La chasteté est compagne du travail ; la mollesse est l’attribut de l’inertie. Les hommes de méditation, les penseurs énergiques, tous ces grands travailleurs, sont de capacité médiocre au service de l’amour. Pascal, Newton, Leibnitz, Kant et tant d’autres, oublièrent, dans leurs contemplations profondes, qu’il étaient hommes. Le sexe les devine : les génies de cette trempe lui inspirent peu d’attrait. Laisse là les femmes, disait à Jean-Jacques cette gentille Vénitienne, et étudie les mathématiques. Comme l’athlète se préparait aux jeux du cirque par l’exercice et l’abstinence, l’homme de travail fuit le plaisir, abstinuit venere et baccho. Mirabeau périt, malgré la force de sa constitution, pour avoir voulu joindre les prouesses de l’alcôve aux triomphes de la tribune.

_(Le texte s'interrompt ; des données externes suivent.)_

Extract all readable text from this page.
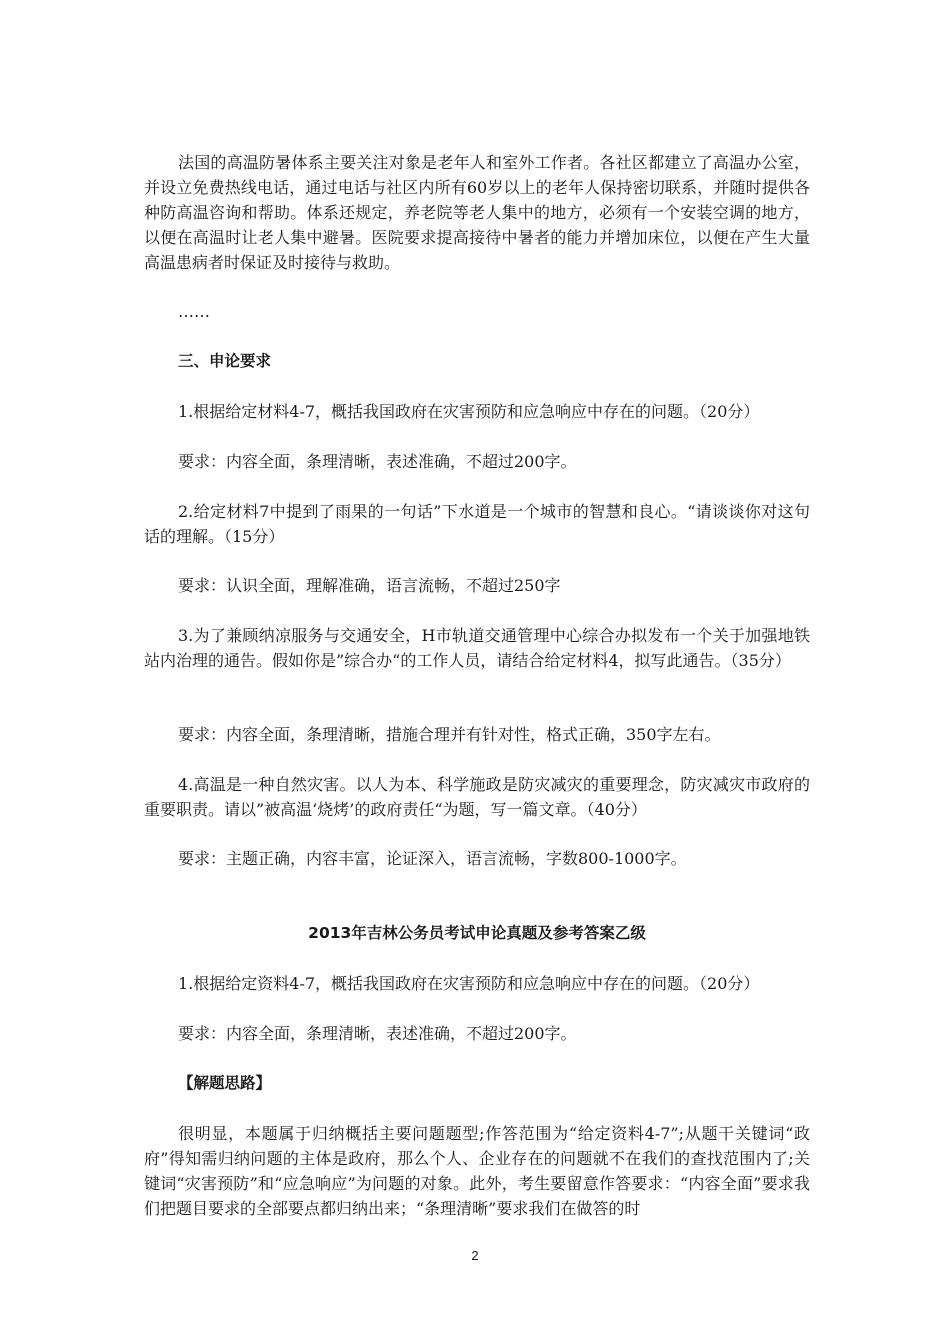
法国的高温防暑体系主要关注对象是老年人和室外工作者。各社区都建立了高温办公室，并设立免费热线电话，通过电话与社区内所有60岁以上的老年人保持密切联系，并随时提供各种防高温咨询和帮助。体系还规定，养老院等老人集中的地方，必须有一个安装空调的地方，以便在高温时让老人集中避暑。医院要求提高接待中暑者的能力并增加床位，以便在产生大量高温患病者时保证及时接待与救助。

……

三、申论要求

1.根据给定材料4-7，概括我国政府在灾害预防和应急响应中存在的问题。（20分）

要求：内容全面，条理清晰，表述准确，不超过200字。

2.给定材料7中提到了雨果的一句话”下水道是一个城市的智慧和良心。“请谈谈你对这句话的理解。（15分）

要求：认识全面，理解准确，语言流畅，不超过250字

3.为了兼顾纳凉服务与交通安全，H市轨道交通管理中心综合办拟发布一个关于加强地铁站内治理的通告。假如你是”综合办“的工作人员，请结合给定材料4，拟写此通告。（35分）

要求：内容全面，条理清晰，措施合理并有针对性，格式正确，350字左右。

4.高温是一种自然灾害。以人为本、科学施政是防灾减灾的重要理念，防灾减灾市政府的重要职责。请以”被高温‘烧烤’的政府责任“为题，写一篇文章。（40分）

要求：主题正确，内容丰富，论证深入，语言流畅，字数800-1000字。

2013年吉林公务员考试申论真题及参考答案乙级

1.根据给定资料4-7，概括我国政府在灾害预防和应急响应中存在的问题。（20分）

要求：内容全面，条理清晰，表述准确，不超过200字。

【解题思路】

很明显，本题属于归纳概括主要问题题型;作答范围为“给定资料4-7”;从题干关键词“政府”得知需归纳问题的主体是政府，那么个人、企业存在的问题就不在我们的查找范围内了;关键词“灾害预防”和“应急响应”为问题的对象。此外，考生要留意作答要求：“内容全面”要求我们把题目要求的全部要点都归纳出来；“条理清晰”要求我们在做答的时

2
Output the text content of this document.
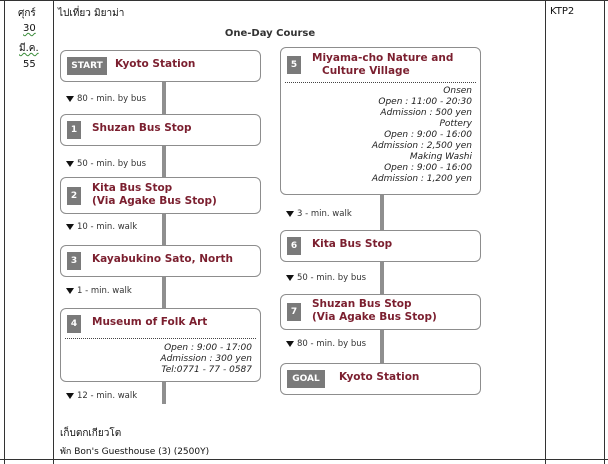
ศุกร์
30
มี.ค.
55
ไปเที่ยว มิยาม่า	KTP2
One-Day Course
START	Kyoto Station
1	Shuzan Bus Stop
2
Kita Bus Stop
(Via Agake Bus Stop)
3	Kayabukino Sato, North
4	Museum of Folk Art
Open : 9:00 - 17:00
Admission : 300 yen
Tel:0771 - 77 - 0587
5
Miyama-cho Nature and
Culture Village
Onsen
Open : 11:00 - 20:30
Admission : 500 yen
Pottery
Open : 9:00 - 16:00
Admission : 2,500 yen
Making Washi
Open : 9:00 - 16:00
Admission : 1,200 yen
6	Kita Bus Stop
7
Shuzan Bus Stop
(Via Agake Bus Stop)
GOAL	Kyoto Station
80 - min. by bus
50 - min. by bus
10 - min. walk
1 - min. walk
12 - min. walk
3 - min. walk
50 - min. by bus
80 - min. by bus
เก็บตกเกียวโต
พัก Bon's Guesthouse (3) (2500Y)
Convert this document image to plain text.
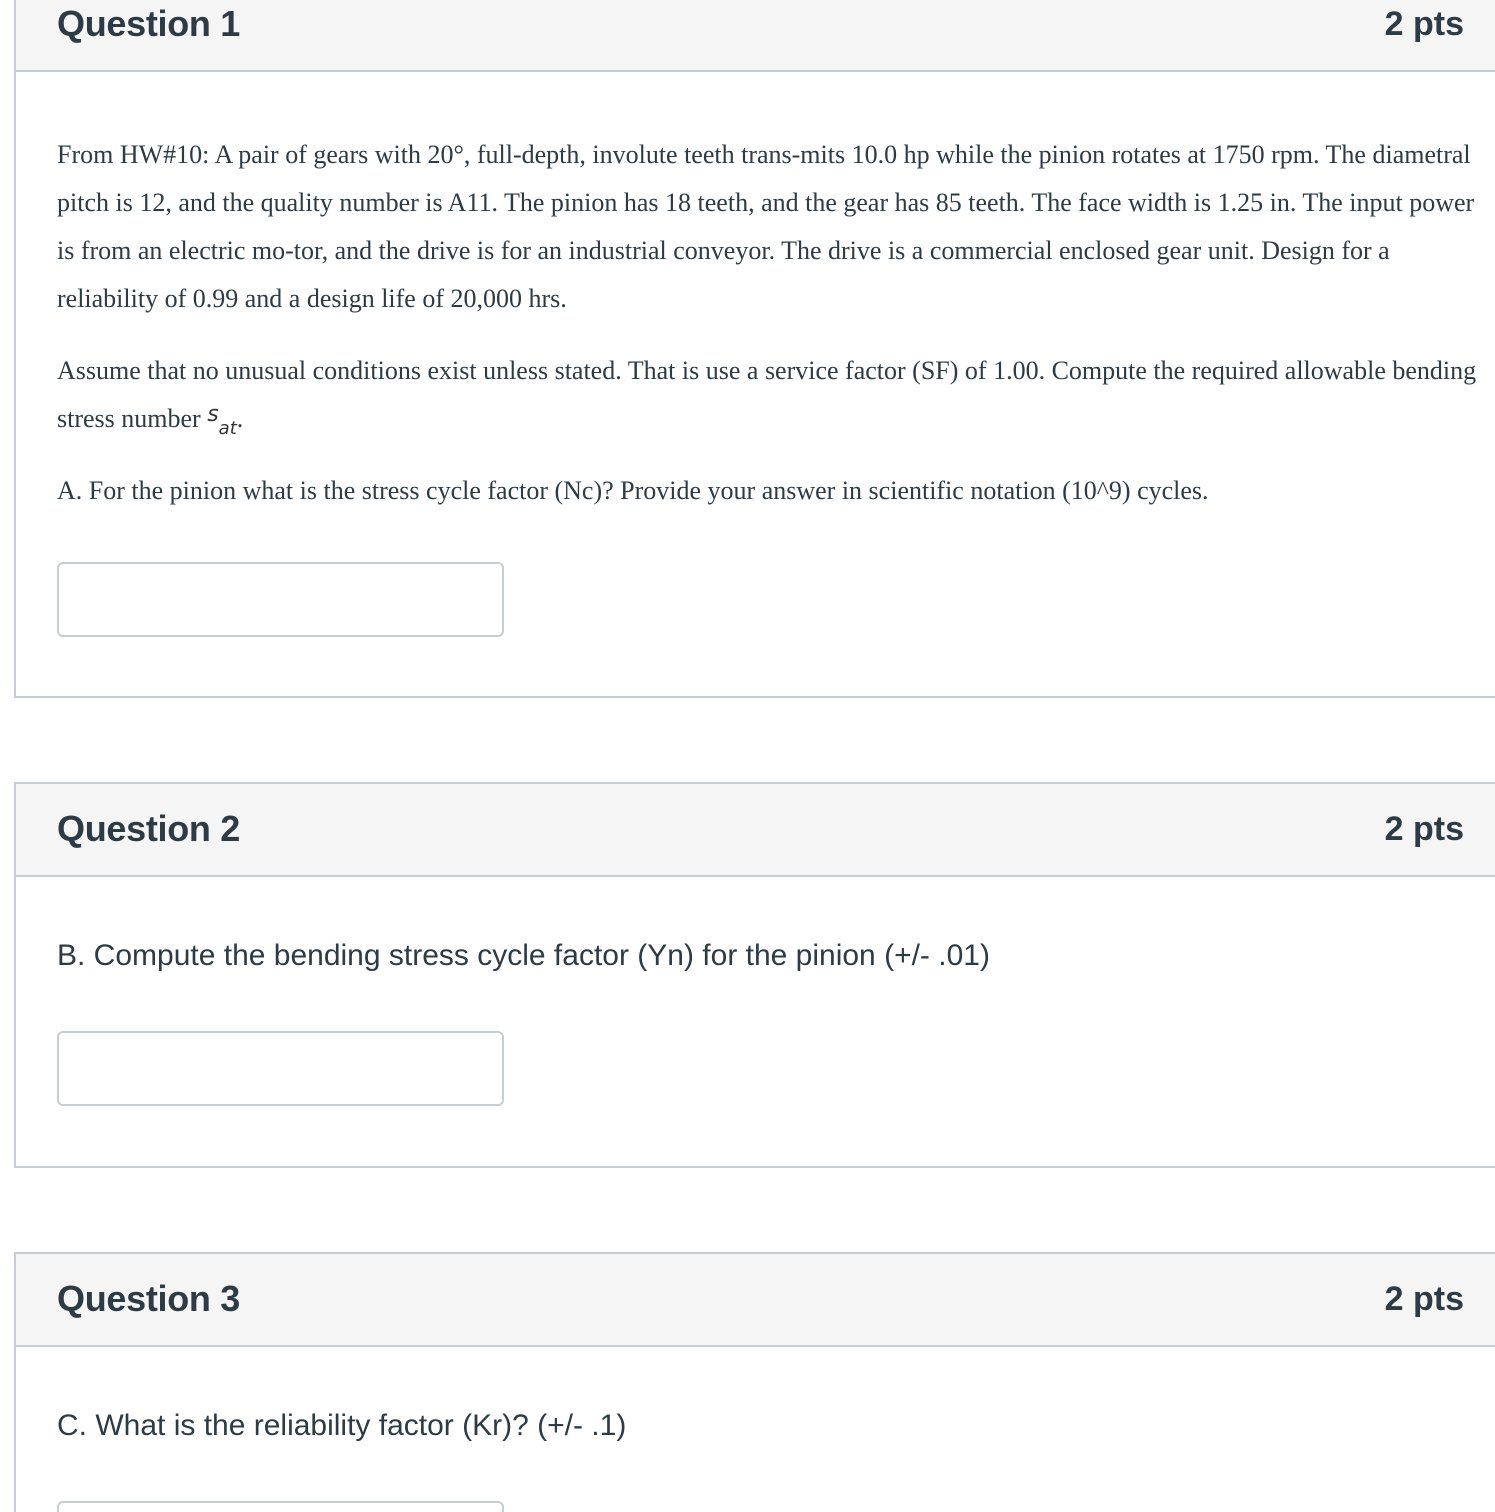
Question 1	2 pts

From HW#10: A pair of gears with 20°, full-depth, involute teeth trans-mits 10.0 hp while the pinion rotates at 1750 rpm. The diametral pitch is 12, and the quality number is A11. The pinion has 18 teeth, and the gear has 85 teeth. The face width is 1.25 in. The input power is from an electric mo-tor, and the drive is for an industrial conveyor. The drive is a commercial enclosed gear unit. Design for a reliability of 0.99 and a design life of 20,000 hrs.

Assume that no unusual conditions exist unless stated. That is use a service factor (SF) of 1.00. Compute the required allowable bending stress number $s_{at}$.

A. For the pinion what is the stress cycle factor (Nc)? Provide your answer in scientific notation (10^9) cycles.

Question 2	2 pts

B. Compute the bending stress cycle factor (Yn) for the pinion (+/- .01)

Question 3	2 pts

C. What is the reliability factor (Kr)? (+/- .1)
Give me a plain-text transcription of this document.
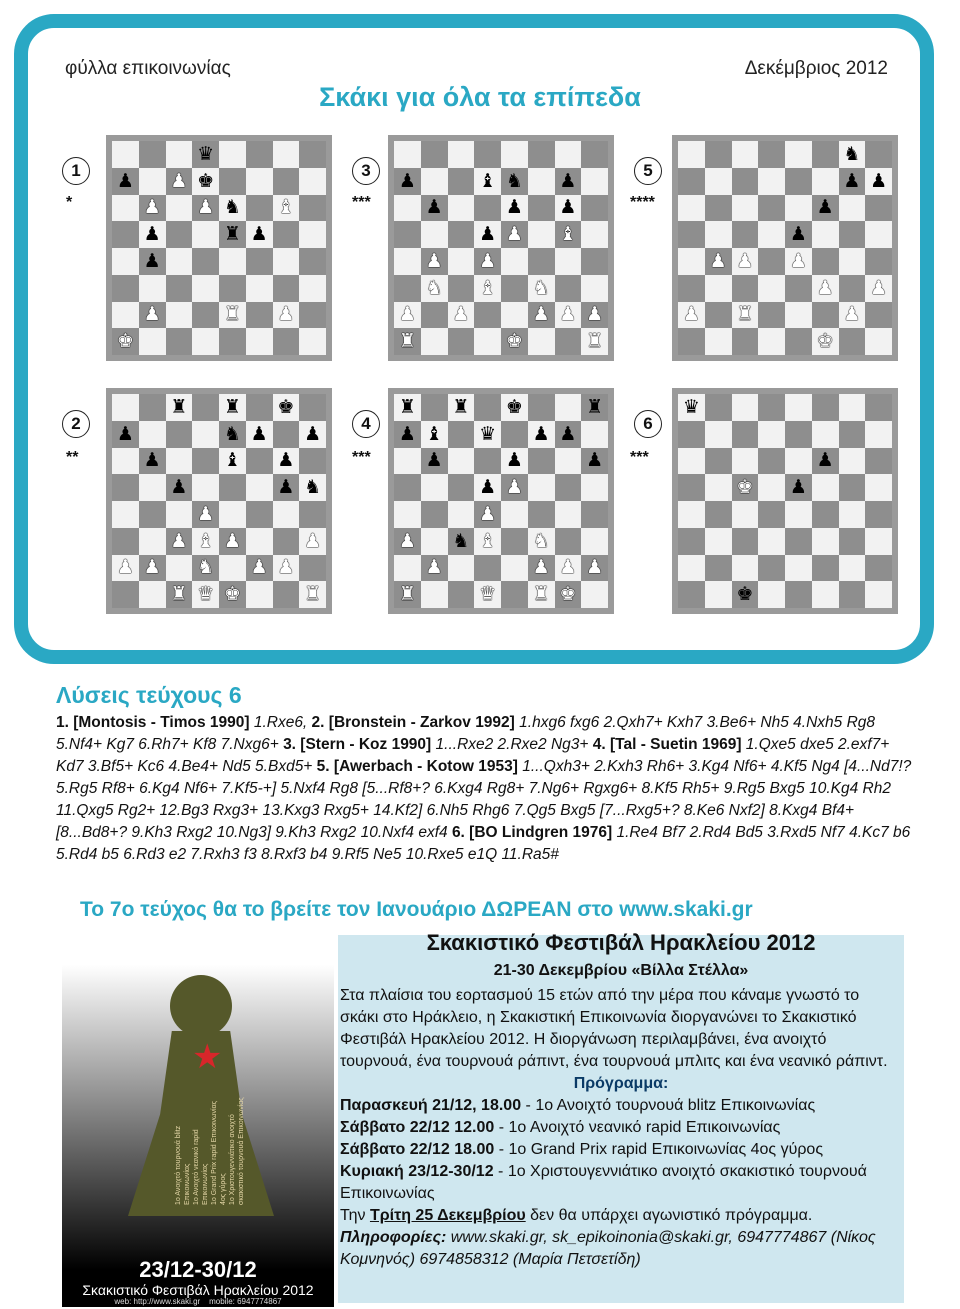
φύλλα επικοινωνίας	Δεκέμβριος 2012
Σκάκι για όλα τα επίπεδα
1
*
♛
♟ ♟ ♚
♟ ♟ ♞ ♝
♟	♜ ♟
♟
♟	♜ ♟
♚
2
**
♜ ♜ ♚
♟	♞ ♟ ♟
♟	♝ ♟
♟	♟ ♞
♟
♟ ♝ ♟	♟
♟ ♟ ♞ ♟ ♟
♜ ♛ ♚	♜
3
***
♟	♝ ♞ ♟
♟	♟ ♟
♟ ♟ ♝
♟ ♟
♞ ♝ ♞
♟ ♟	♟ ♟ ♟
♜	♚	♜
4
***
♜ ♜ ♚	♜
♟ ♝ ♛ ♟ ♟
♟	♟	♟
♟ ♟
♟
♟ ♞ ♝ ♞
♟	♟ ♟ ♟
♜	♛ ♜ ♚
5
****
♞
♟ ♟
♟
♟
♟ ♟ ♟
♟ ♟
♟ ♜	♟
♚
6
***
♛
♟
♚ ♟
♚
Λύσεις τεύχους 6
1. [Montosis - Timos 1990] 1.Rxe6, 2. [Bronstein - Zarkov 1992] 1.hxg6 fxg6 2.Qxh7+ Kxh7 3.Be6+ Nh5 4.Nxh5 Rg8 5.Nf4+ Kg7 6.Rh7+ Kf8 7.Nxg6+ 3. [Stern - Koz 1990] 1...Rxe2 2.Rxe2 Ng3+ 4. [Tal - Suetin 1969] 1.Qxe5 dxe5 2.exf7+ Kd7 3.Bf5+ Kc6 4.Be4+ Nd5 5.Bxd5+ 5. [Awerbach - Kotow 1953] 1...Qxh3+ 2.Kxh3 Rh6+ 3.Kg4 Nf6+ 4.Kf5 Ng4 [4...Nd7!? 5.Rg5 Rf8+ 6.Kg4 Nf6+ 7.Kf5-+] 5.Nxf4 Rg8 [5...Rf8+? 6.Kxg4 Rg8+ 7.Ng6+ Rgxg6+ 8.Kf5 Rh5+ 9.Rg5 Bxg5 10.Kg4 Rh2 11.Qxg5 Rg2+ 12.Bg3 Rxg3+ 13.Kxg3 Rxg5+ 14.Kf2] 6.Nh5 Rhg6 7.Qg5 Bxg5 [7...Rxg5+? 8.Ke6 Nxf2] 8.Kxg4 Bf4+ [8...Bd8+? 9.Kh3 Rxg2 10.Ng3] 9.Kh3 Rxg2 10.Nxf4 exf4 6. [BO Lindgren 1976] 1.Re4 Bf7 2.Rd4 Bd5 3.Rxd5 Nf7 4.Kc7 b6 5.Rd4 b5 6.Rd3 e2 7.Rxh3 f3 8.Rxf3 b4 9.Rf5 Ne5 10.Rxe5 e1Q 11.Ra5#
Το 7ο τεύχος θα το βρείτε τον Ιανουάριο ΔΩΡΕΑΝ στο www.skaki.gr
★
1ο Ανοιχτό τουρνουά blitz Επικοινωνίας 1ο Ανοιχτό νεανικό rapid Επικοινωνίας 1ο Grand Prix rapid Επικοινωνίας 4ος γύρος 1ο Χριστουγεννιάτικο ανοιχτό σκακιστικό τουρνουά Επικοινωνίας
23/12-30/12
Σκακιστικό Φεστιβάλ Ηρακλείου 2012
web: http://www.skaki.gr mobile: 6947774867
Σκακιστικό Φεστιβάλ Ηρακλείου 2012
21-30 Δεκεμβρίου «Βίλλα Στέλλα»
Στα πλαίσια του εορτασμού 15 ετών από την μέρα που κάναμε γνωστό το σκάκι στο Ηράκλειο, η Σκακιστική Επικοινωνία διοργανώνει το Σκακιστικό Φεστιβάλ Ηρακλείου 2012. Η διοργάνωση περιλαμβάνει, ένα ανοιχτό τουρνουά, ένα τουρνουά ράπιντ, ένα τουρνουά μπλιτς και ένα νεανικό ράπιντ.
Πρόγραμμα:
Παρασκευή 21/12, 18.00 - 1ο Ανοιχτό τουρνουά blitz Επικοινωνίας
Σάββατο 22/12 12.00 - 1ο Ανοιχτό νεανικό rapid Επικοινωνίας
Σάββατο 22/12 18.00 - 1ο Grand Prix rapid Επικοινωνίας 4ος γύρος
Κυριακή 23/12-30/12 - 1ο Χριστουγεννιάτικο ανοιχτό σκακιστικό τουρνουά Επικοινωνίας
Την Τρίτη 25 Δεκεμβρίου δεν θα υπάρχει αγωνιστικό πρόγραμμα.
Πληροφορίες: www.skaki.gr, sk_epikoinonia@skaki.gr, 6947774867 (Νίκος Κομνηνός) 6974858312 (Μαρία Πετσετίδη)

Or, si c’est une loi de nécessité que nous devenions au travail toujours meilleurs que nos pères, il est d’une nécessité égale qu’aux jeux de l’amour nous ayons toujours moins de vaillance : comment la population ne se ressentirait-elle pas, à la longue, de cet inévitable refroidissement ?…

Mais, ne manquera-t-on pas de dire, ceci est encore de la contrainte, encore de la répression, encore de la mutilation. Quoi ! vous exténuez la nature, et vous appelez cela créer l’équilibre dans l’humanité ! Vous proscrivez chez les autres les moyens physiologiques, et vous revenez à la physiologie !… Non, ce n’est point avec un cercle de fer, comme le taureau et le verrat, que l’homme souffrira qu’on le mène ; c’est par la raison et la liberté. Épuisé par le travail, il ne ferait, en perdant la faculté d’aimer, que changer de misère. La Providence envers lui serait toujours coupable, la nature toujours marâtre. Qui vous garantit, d’ailleurs, l’efficacité de la recette ? Ce n’est pas le luxe en amour qui multiplie la population ; ce serait plutôt l’abstinence. Quelques heures de relâche rendent à la nature toute sa puissance ; trop longtemps comprimée, la passion éclate avec plus de furie, et il suffit à l’amour d’une étincelle pour fabriquer un homme. Il n’a servi de rien aux Bernard, aux Jérôme, aux Origène de vouloir dompter leur chair par le travail, le jeûne, les veilles, la solitude : cette fausse discipline a fait plus d’impudiques que le repos, la bonne chère et la conversation du sexe. Saint Paul, ce vase d’élection, ne s’écriait-il pas, au milieu de ses immenses fatigues : Je porte un démon avec moi qui me moleste ?…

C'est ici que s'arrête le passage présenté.